Annual Capital Gain = Total Capital Gain / Term = (25.00 – 13.50) / 30 = $0.38333
Average of Beginning and Ending Price = (25.00 + 13.50) / 2 = 19.25

resulting in a quick-n-dirty estimate of (1.05 + 0.3833) / 19.25 = 7.45%.

It’s a lousy estimate. Terrible. Why?

Mainly because the beginning and ending prices are so different.

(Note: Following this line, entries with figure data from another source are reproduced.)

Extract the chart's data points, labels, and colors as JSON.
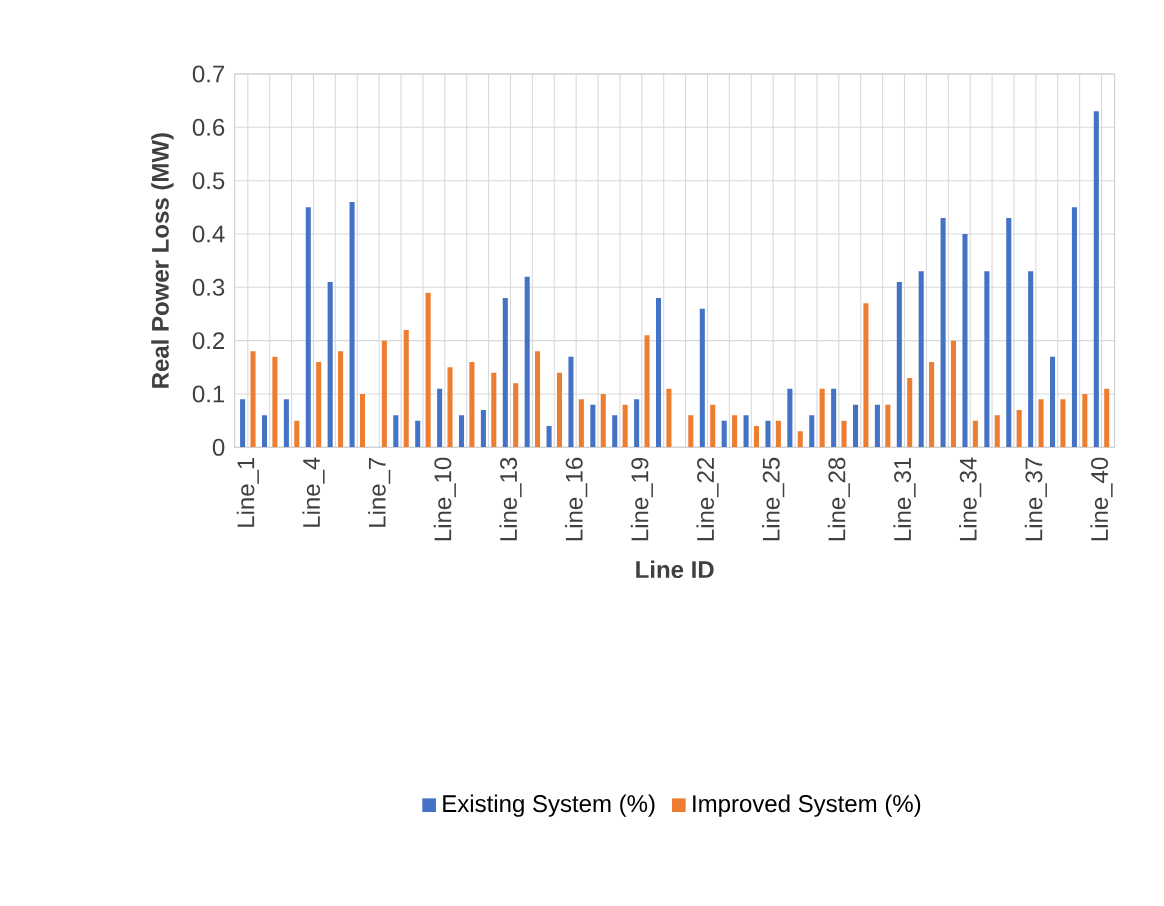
{
  "chart_data": {
    "type": "bar",
    "xlabel": "Line ID",
    "ylabel": "Real Power Loss (MW)",
    "categories": [
      "Line_1",
      null,
      null,
      "Line_4",
      null,
      null,
      "Line_7",
      null,
      null,
      "Line_10",
      null,
      null,
      "Line_13",
      null,
      null,
      "Line_16",
      null,
      null,
      "Line_19",
      null,
      null,
      "Line_22",
      null,
      null,
      "Line_25",
      null,
      null,
      "Line_28",
      null,
      null,
      "Line_31",
      null,
      null,
      "Line_34",
      null,
      null,
      "Line_37",
      null,
      null,
      "Line_40"
    ],
    "series": [
      {
        "name": "Existing System (%)",
        "color": "#4472c4",
        "values": [
          0.09,
          0.06,
          0.09,
          0.45,
          0.31,
          0.46,
          0.0,
          0.06,
          0.05,
          0.11,
          0.06,
          0.07,
          0.28,
          0.32,
          0.04,
          0.17,
          0.08,
          0.06,
          0.09,
          0.28,
          0.0,
          0.26,
          0.05,
          0.06,
          0.05,
          0.11,
          0.06,
          0.11,
          0.08,
          0.08,
          0.31,
          0.33,
          0.43,
          0.4,
          0.33,
          0.43,
          0.33,
          0.17,
          0.45,
          0.63
        ]
      },
      {
        "name": "Improved System (%)",
        "color": "#ed7d31",
        "values": [
          0.18,
          0.17,
          0.05,
          0.16,
          0.18,
          0.1,
          0.2,
          0.22,
          0.29,
          0.15,
          0.16,
          0.14,
          0.12,
          0.18,
          0.14,
          0.09,
          0.1,
          0.08,
          0.21,
          0.11,
          0.06,
          0.08,
          0.06,
          0.04,
          0.05,
          0.03,
          0.11,
          0.05,
          0.27,
          0.08,
          0.13,
          0.16,
          0.2,
          0.05,
          0.06,
          0.07,
          0.09,
          0.09,
          0.1,
          0.11
        ]
      }
    ],
    "ylim": [
      0,
      0.7
    ],
    "yticks": [
      0,
      0.1,
      0.2,
      0.3,
      0.4,
      0.5,
      0.6,
      0.7
    ],
    "grid": true,
    "legend": "bottom"
  }
}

The calculation assumes that the capital gain is realized in a linear fashion … but in fact, if it accrues at a constant rate, nearly twice as much is accruing at the end of the period as at the beginning. Conversely, the $1.05 income is much more interesting at the beginning of the period (current yield = 1.05 / 13.50 = 7.78%) than at the end (current yield = 1.05 / 25 = 4.20%.

When the capital gain through the period is massive, simple methods become simplistic. Such is life! Fortunately, yield calculators and Excel Spreadsheets will be readily available to most people.

Related discussions may be found in the posts regarding Research: Modified Duration and Research: Yield from on-line Calculator.

Listen, take it from an old bond guy: if anybody ever tells you yield is simple, don’t listen to him!